Par Mamadou Sèye
A l’occasion de la prière de la Tabaski à Thiès, un imam a tenu un sermon remarqué, dans lequel il affirmait que « la richesse est devenue un problème dans ce pays », que « tout se passe comme si l’on appelait à la pauvreté », et qu’« il n’existe aucune politique d’emplois ».
Un tel propos, énoncé depuis la chaire, mérite qu’on s’y attarde. Non pour engager une querelle avec un homme de foi, mais parce qu’il traduit, au-delà des apparences, une certaine fatigue morale — ou peut-être une frustration plus personnelle.
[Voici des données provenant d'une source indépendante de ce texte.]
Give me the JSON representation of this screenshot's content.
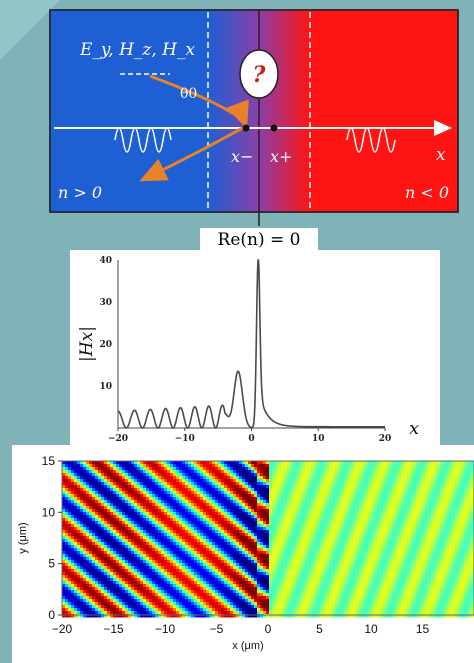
{
  "panel_a": {
    "field_label": "E_y, H_z, H_x",
    "angle_label": "θ0",
    "question_mark": "?",
    "x_minus": "x−",
    "x_plus": "x+",
    "x_axis": "x",
    "left_index": "n > 0",
    "right_index": "n < 0",
    "interface_label": "Re(n) = 0",
    "colors": {
      "positive": "#1e5fd4",
      "negative": "#ff1414",
      "ray": "#e8822a"
    }
  },
  "chart_data": [
    {
      "type": "line",
      "title": "",
      "xlabel": "x",
      "ylabel": "|Hx|",
      "xlim": [
        -20,
        20
      ],
      "ylim": [
        0,
        40
      ],
      "x_ticks": [
        -20,
        -10,
        0,
        10,
        20
      ],
      "y_ticks": [
        10,
        20,
        30,
        40
      ],
      "description_points": {
        "x": [
          -20,
          -16,
          -12,
          -8,
          -6,
          -4,
          -3,
          -2,
          -1,
          0,
          0.5,
          1,
          2,
          4,
          8,
          12,
          16,
          20
        ],
        "y": [
          4,
          4,
          4.5,
          5,
          6,
          9,
          12,
          13.5,
          10,
          14,
          25,
          40,
          10,
          4,
          1.5,
          0.8,
          0.5,
          0.3
        ]
      }
    },
    {
      "type": "heatmap",
      "title": "",
      "xlabel": "x (μm)",
      "ylabel": "y (μm)",
      "xlim": [
        -20,
        20
      ],
      "ylim": [
        0,
        15
      ],
      "x_ticks": [
        -20,
        -15,
        -10,
        -5,
        0,
        5,
        10,
        15
      ],
      "y_ticks": [
        0,
        5,
        10,
        15
      ],
      "colormap": "jet",
      "interface_x": 0
    }
  ]
}
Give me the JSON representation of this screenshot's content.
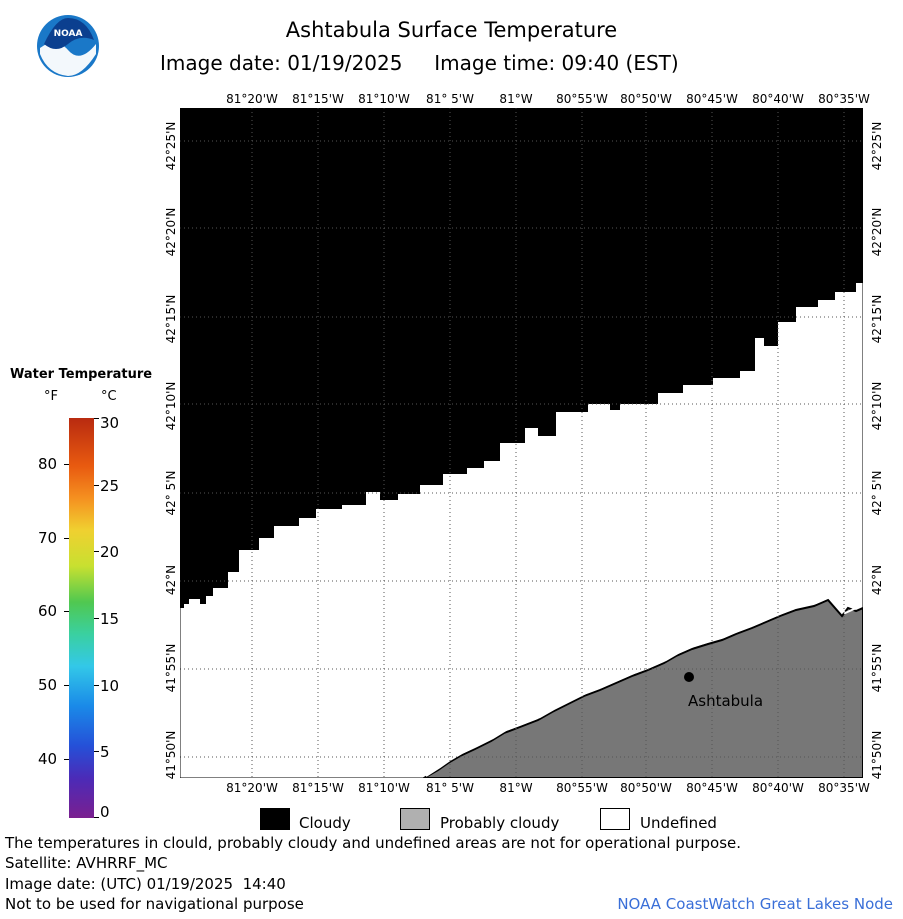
{
  "header": {
    "title": "Ashtabula Surface Temperature",
    "image_date": "Image date: 01/19/2025",
    "image_time": "Image time: 09:40 (EST)"
  },
  "logo": {
    "text": "NOAA"
  },
  "map": {
    "longitude_labels": [
      "81°20'W",
      "81°15'W",
      "81°10'W",
      "81° 5'W",
      "81°W",
      "80°55'W",
      "80°50'W",
      "80°45'W",
      "80°40'W",
      "80°35'W"
    ],
    "latitude_labels": [
      "42°25'N",
      "42°20'N",
      "42°15'N",
      "42°10'N",
      "42° 5'N",
      "42°N",
      "41°55'N",
      "41°50'N"
    ],
    "city": {
      "name": "Ashtabula"
    },
    "colors": {
      "cloudy": "#000000",
      "land": "#777777",
      "undefined": "#ffffff"
    }
  },
  "legend": {
    "title": "Water Temperature",
    "unit_f": "°F",
    "unit_c": "°C",
    "f_ticks": [
      "80",
      "70",
      "60",
      "50",
      "40"
    ],
    "c_ticks": [
      "30",
      "25",
      "20",
      "15",
      "10",
      "5",
      "0"
    ]
  },
  "key": {
    "cloudy": "Cloudy",
    "probably_cloudy": "Probably cloudy",
    "undefined": "Undefined",
    "colors": {
      "cloudy": "#000000",
      "probably_cloudy": "#b0b0b0",
      "undefined": "#ffffff"
    }
  },
  "footer": {
    "disclaimer": "The temperatures in clould, probably cloudy and undefined areas are not for operational purpose.",
    "satellite": "Satellite: AVHRRF_MC",
    "utc_date": "Image date: (UTC) 01/19/2025  14:40",
    "nav_warning": "Not to be used for navigational purpose",
    "node": "NOAA CoastWatch Great Lakes Node"
  }
}
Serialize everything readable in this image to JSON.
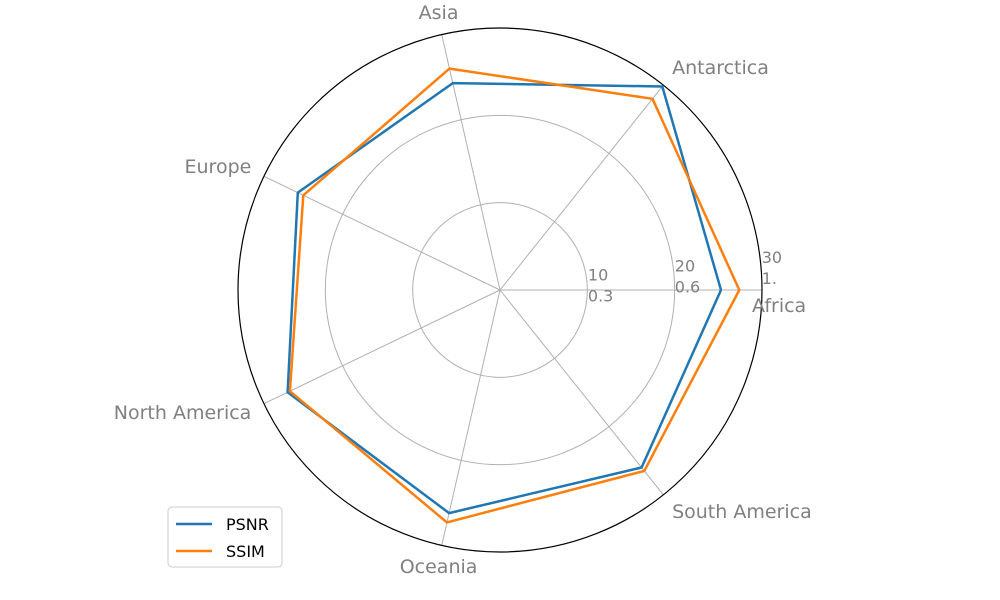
{
  "chart_data": {
    "type": "radar",
    "categories": [
      "Africa",
      "Antarctica",
      "Asia",
      "Europe",
      "North America",
      "Oceania",
      "South America"
    ],
    "series": [
      {
        "name": "PSNR",
        "color": "#1f77b4",
        "values": [
          25.3,
          29.8,
          24.3,
          25.7,
          27.0,
          26.2,
          26.0
        ]
      },
      {
        "name": "SSIM",
        "color": "#ff7f0e",
        "values": [
          27.4,
          28.0,
          26.0,
          25.0,
          26.7,
          27.3,
          26.5
        ]
      }
    ],
    "radial_ticks": [
      {
        "upper": "10",
        "lower": "0.3"
      },
      {
        "upper": "20",
        "lower": "0.6"
      },
      {
        "upper": "30",
        "lower": "1."
      }
    ],
    "rlim": [
      0,
      30
    ],
    "grid": true,
    "legend_position": "lower-left"
  }
}
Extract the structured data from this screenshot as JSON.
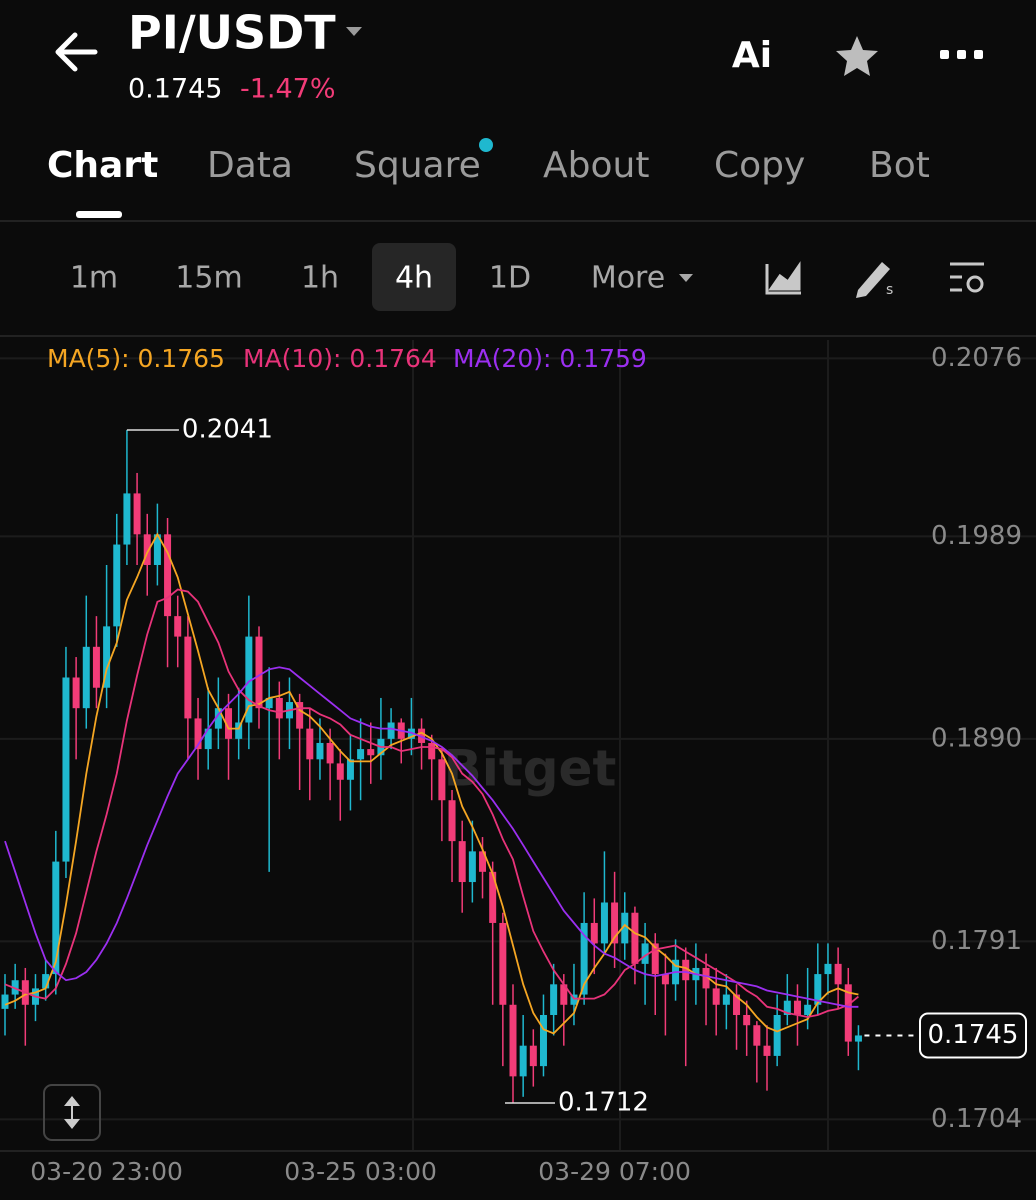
{
  "header": {
    "title": "PI/USDT",
    "price": "0.1745",
    "change": "-1.47%",
    "ai_icon": "Ai"
  },
  "tabs": [
    "Chart",
    "Data",
    "Square",
    "About",
    "Copy",
    "Bot"
  ],
  "intervals": [
    "1m",
    "15m",
    "1h",
    "4h",
    "1D",
    "More"
  ],
  "watermark": "Bitget",
  "chart_data": {
    "type": "candlestick",
    "categories": [
      null,
      null,
      null,
      null,
      null,
      null,
      null,
      null,
      null,
      null,
      "03-20 23:00",
      null,
      null,
      null,
      null,
      null,
      null,
      null,
      null,
      null,
      null,
      null,
      null,
      null,
      null,
      null,
      null,
      null,
      null,
      null,
      null,
      null,
      null,
      null,
      null,
      "03-25 03:00",
      null,
      null,
      null,
      null,
      null,
      null,
      null,
      null,
      null,
      null,
      null,
      null,
      null,
      null,
      null,
      null,
      null,
      null,
      null,
      null,
      null,
      null,
      null,
      null,
      "03-29 07:00",
      null,
      null,
      null,
      null,
      null,
      null,
      null,
      null,
      null,
      null,
      null,
      null,
      null,
      null,
      null,
      null,
      null,
      null,
      null,
      null,
      null,
      null,
      null,
      null
    ],
    "open": [
      0.1758,
      0.1765,
      0.1772,
      0.176,
      0.1768,
      0.1775,
      0.183,
      0.192,
      0.1905,
      0.1935,
      0.1915,
      0.1945,
      0.1985,
      0.201,
      0.199,
      0.1975,
      0.199,
      0.195,
      0.194,
      0.19,
      0.1885,
      0.1895,
      0.1905,
      0.189,
      0.1898,
      0.194,
      0.1905,
      0.191,
      0.19,
      0.1908,
      0.1895,
      0.188,
      0.1888,
      0.1878,
      0.187,
      0.188,
      0.1885,
      0.1882,
      0.189,
      0.1898,
      0.189,
      0.1895,
      0.1888,
      0.188,
      0.186,
      0.184,
      0.182,
      0.1835,
      0.1825,
      0.18,
      0.176,
      0.1725,
      0.174,
      0.173,
      0.1755,
      0.177,
      0.176,
      0.1765,
      0.18,
      0.179,
      0.181,
      0.179,
      0.1805,
      0.178,
      0.179,
      0.1775,
      0.177,
      0.1782,
      0.1772,
      0.1778,
      0.1768,
      0.176,
      0.1765,
      0.1755,
      0.175,
      0.174,
      0.1735,
      0.1755,
      0.1762,
      0.1755,
      0.176,
      0.1775,
      0.178,
      0.177,
      0.1742
    ],
    "high": [
      0.1775,
      0.178,
      0.1778,
      0.1775,
      0.1782,
      0.1845,
      0.1935,
      0.193,
      0.196,
      0.195,
      0.1975,
      0.2,
      0.2041,
      0.202,
      0.2,
      0.2005,
      0.1998,
      0.196,
      0.195,
      0.191,
      0.1915,
      0.192,
      0.1912,
      0.1915,
      0.196,
      0.1945,
      0.1925,
      0.1918,
      0.192,
      0.1912,
      0.1905,
      0.19,
      0.1895,
      0.1885,
      0.1892,
      0.19,
      0.1898,
      0.191,
      0.1905,
      0.19,
      0.191,
      0.19,
      0.1892,
      0.1885,
      0.1865,
      0.185,
      0.185,
      0.1842,
      0.183,
      0.1805,
      0.177,
      0.1755,
      0.1748,
      0.1765,
      0.178,
      0.1775,
      0.178,
      0.1815,
      0.1812,
      0.1835,
      0.1825,
      0.1815,
      0.1808,
      0.18,
      0.1795,
      0.1785,
      0.1792,
      0.1788,
      0.179,
      0.1785,
      0.1778,
      0.1775,
      0.177,
      0.1762,
      0.1752,
      0.175,
      0.1765,
      0.1775,
      0.177,
      0.1778,
      0.179,
      0.179,
      0.1788,
      0.1778,
      0.175
    ],
    "low": [
      0.1745,
      0.1758,
      0.174,
      0.1752,
      0.1762,
      0.1765,
      0.1822,
      0.188,
      0.1895,
      0.1905,
      0.1905,
      0.1935,
      0.1975,
      0.1975,
      0.196,
      0.1965,
      0.1925,
      0.1925,
      0.188,
      0.187,
      0.1875,
      0.1885,
      0.187,
      0.188,
      0.1885,
      0.1895,
      0.1825,
      0.188,
      0.1885,
      0.1865,
      0.186,
      0.187,
      0.186,
      0.185,
      0.1855,
      0.186,
      0.1868,
      0.187,
      0.1885,
      0.1878,
      0.1882,
      0.1875,
      0.186,
      0.184,
      0.182,
      0.1805,
      0.181,
      0.1812,
      0.176,
      0.173,
      0.1712,
      0.1715,
      0.172,
      0.1725,
      0.1745,
      0.174,
      0.175,
      0.176,
      0.1775,
      0.1785,
      0.1778,
      0.1782,
      0.177,
      0.176,
      0.1755,
      0.1745,
      0.1762,
      0.173,
      0.176,
      0.175,
      0.1745,
      0.1748,
      0.1738,
      0.1735,
      0.1722,
      0.1718,
      0.173,
      0.175,
      0.174,
      0.1748,
      0.1755,
      0.1765,
      0.1758,
      0.1735,
      0.1728
    ],
    "close": [
      0.1765,
      0.1772,
      0.176,
      0.1768,
      0.1775,
      0.183,
      0.192,
      0.1905,
      0.1935,
      0.1915,
      0.1945,
      0.1985,
      0.201,
      0.199,
      0.1975,
      0.199,
      0.195,
      0.194,
      0.19,
      0.1885,
      0.1895,
      0.1905,
      0.189,
      0.1898,
      0.194,
      0.1905,
      0.191,
      0.19,
      0.1908,
      0.1895,
      0.188,
      0.1888,
      0.1878,
      0.187,
      0.188,
      0.1885,
      0.1882,
      0.189,
      0.1898,
      0.189,
      0.1895,
      0.1888,
      0.188,
      0.186,
      0.184,
      0.182,
      0.1835,
      0.1825,
      0.18,
      0.176,
      0.1725,
      0.174,
      0.173,
      0.1755,
      0.177,
      0.176,
      0.1765,
      0.18,
      0.179,
      0.181,
      0.179,
      0.1805,
      0.178,
      0.179,
      0.1775,
      0.177,
      0.1782,
      0.1772,
      0.1778,
      0.1768,
      0.176,
      0.1765,
      0.1755,
      0.175,
      0.174,
      0.1735,
      0.1755,
      0.1762,
      0.1755,
      0.176,
      0.1775,
      0.178,
      0.177,
      0.1742,
      0.1745
    ],
    "up_color": "#1fb8cf",
    "down_color": "#f23c78",
    "series": [
      {
        "name": "MA(5): 0.1765",
        "color": "#f5a623",
        "values": [
          0.176,
          0.1762,
          0.1765,
          0.1766,
          0.1768,
          0.1781,
          0.1809,
          0.184,
          0.1873,
          0.1901,
          0.1924,
          0.1937,
          0.1958,
          0.1969,
          0.1981,
          0.199,
          0.1981,
          0.1969,
          0.1951,
          0.1933,
          0.1914,
          0.1905,
          0.1895,
          0.1895,
          0.1906,
          0.1907,
          0.191,
          0.1911,
          0.1913,
          0.1904,
          0.1901,
          0.1896,
          0.189,
          0.1884,
          0.1879,
          0.1879,
          0.1879,
          0.1883,
          0.1887,
          0.1889,
          0.1891,
          0.1893,
          0.189,
          0.1883,
          0.1873,
          0.1857,
          0.1847,
          0.1836,
          0.1824,
          0.1808,
          0.1789,
          0.177,
          0.1756,
          0.1748,
          0.1746,
          0.1751,
          0.1756,
          0.177,
          0.1778,
          0.1785,
          0.1793,
          0.1799,
          0.1795,
          0.1793,
          0.1788,
          0.1784,
          0.1779,
          0.1778,
          0.1775,
          0.1774,
          0.177,
          0.1769,
          0.1764,
          0.176,
          0.1754,
          0.1749,
          0.1747,
          0.1749,
          0.1751,
          0.1753,
          0.1761,
          0.1766,
          0.1768,
          0.1766,
          0.1765
        ]
      },
      {
        "name": "MA(10): 0.1764",
        "color": "#e8337a",
        "values": [
          0.177,
          0.1768,
          0.1766,
          0.1764,
          0.1763,
          0.1768,
          0.178,
          0.1795,
          0.1815,
          0.1835,
          0.1853,
          0.1873,
          0.1899,
          0.1921,
          0.1941,
          0.1957,
          0.1959,
          0.1963,
          0.1962,
          0.1957,
          0.1947,
          0.1937,
          0.1923,
          0.1914,
          0.1909,
          0.1906,
          0.1904,
          0.1903,
          0.1904,
          0.1905,
          0.1905,
          0.1902,
          0.19,
          0.1897,
          0.1892,
          0.189,
          0.1888,
          0.1886,
          0.1886,
          0.1884,
          0.1885,
          0.1886,
          0.1886,
          0.1885,
          0.1881,
          0.1873,
          0.1869,
          0.1863,
          0.1853,
          0.1841,
          0.1831,
          0.1813,
          0.1796,
          0.1786,
          0.1777,
          0.177,
          0.1763,
          0.1763,
          0.1763,
          0.1765,
          0.177,
          0.1777,
          0.178,
          0.1784,
          0.1787,
          0.1788,
          0.1789,
          0.1786,
          0.1783,
          0.178,
          0.1777,
          0.1774,
          0.1771,
          0.1767,
          0.1764,
          0.1759,
          0.1758,
          0.1756,
          0.1755,
          0.1754,
          0.1755,
          0.1757,
          0.1758,
          0.176,
          0.1764
        ]
      },
      {
        "name": "MA(20): 0.1759",
        "color": "#9b2ff0",
        "values": [
          0.184,
          0.1825,
          0.181,
          0.1795,
          0.1782,
          0.1776,
          0.1772,
          0.1773,
          0.1776,
          0.1782,
          0.179,
          0.18,
          0.1812,
          0.1825,
          0.1838,
          0.185,
          0.1862,
          0.1873,
          0.188,
          0.1887,
          0.1895,
          0.1902,
          0.1907,
          0.1912,
          0.1918,
          0.1921,
          0.1924,
          0.1925,
          0.1924,
          0.192,
          0.1916,
          0.1912,
          0.1908,
          0.1904,
          0.19,
          0.1898,
          0.1896,
          0.1895,
          0.1895,
          0.1894,
          0.1893,
          0.1891,
          0.1889,
          0.1886,
          0.1882,
          0.1877,
          0.1872,
          0.1866,
          0.186,
          0.1853,
          0.1846,
          0.1838,
          0.183,
          0.1822,
          0.1814,
          0.1806,
          0.18,
          0.1794,
          0.1789,
          0.1785,
          0.1783,
          0.178,
          0.1777,
          0.1775,
          0.1774,
          0.1775,
          0.1776,
          0.1776,
          0.1775,
          0.1774,
          0.1773,
          0.1772,
          0.1771,
          0.177,
          0.1769,
          0.1767,
          0.1766,
          0.1765,
          0.1764,
          0.1763,
          0.1762,
          0.1761,
          0.176,
          0.1759,
          0.1759
        ]
      }
    ],
    "ylim": [
      0.1689,
      0.2085
    ],
    "yticks": [
      0.2076,
      0.1989,
      {
        "value": 0.189,
        "label": "0.1890"
      },
      0.1791,
      0.1704
    ],
    "grid": true,
    "annotations": [
      "0.2041",
      "0.1712",
      "0.1745"
    ]
  }
}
Posons les choses avec clarté : qui, dans ce pays, s’oppose à la richesse ? Personne. La société sénégalaise n’a jamais rejeté la réussite, ni la prospérité acquise dans la transparence, ni la richesse qui découle du travail, de l’innovation, ou de l’audace entrepreneuriale. Ce qui fait débat — et à juste titre — c’est l’enrichissement sans cause, le privilège sans effort, l’opulence sans mérite.
Oui, il existe des milliardaires dans tous les pays. Mais dans les économies sérieuses, ces fortunes sont bâties sur l’investissement, le travail productif et la contribution fiscale. Elles ne naissent ni dans les zones grises de la dépense publique, ni à l’ombre des faveurs politiques.
Le glissement du discours de cet imam est frappant. Ce qui se présente comme une dénonciation morale du système économique s’apparente, en creux, à un regret : celui d’une époque où certaines proximités permettaient d’accéder à des avantages aujourd’hui moins accessibles. Certains prêches, sous couvert de parler au nom des pauvres, trahissent d’abord les amertumes de ceux qui se sentent écartés.
Le débat sur l’emploi, sur l’exclusion, sur la justice sociale est non seulement légitime, il est urgent. Mais la chaire ne doit pas devenir le théâtre des frustrations déguisées. L’autorité spirituelle ne saurait se confondre avec une rhétorique de ressentiment.
La pauvreté ne se combat ni par la plainte ni par la nostalgie. Elle se combat par une réforme sérieuse de nos politiques publiques, une meilleure éthique de gestion, et une mobilisation de toutes les énergies constructives — y compris celles de nos leaders religieux, quand ils décident de s’élever au-dessus de la mêlée.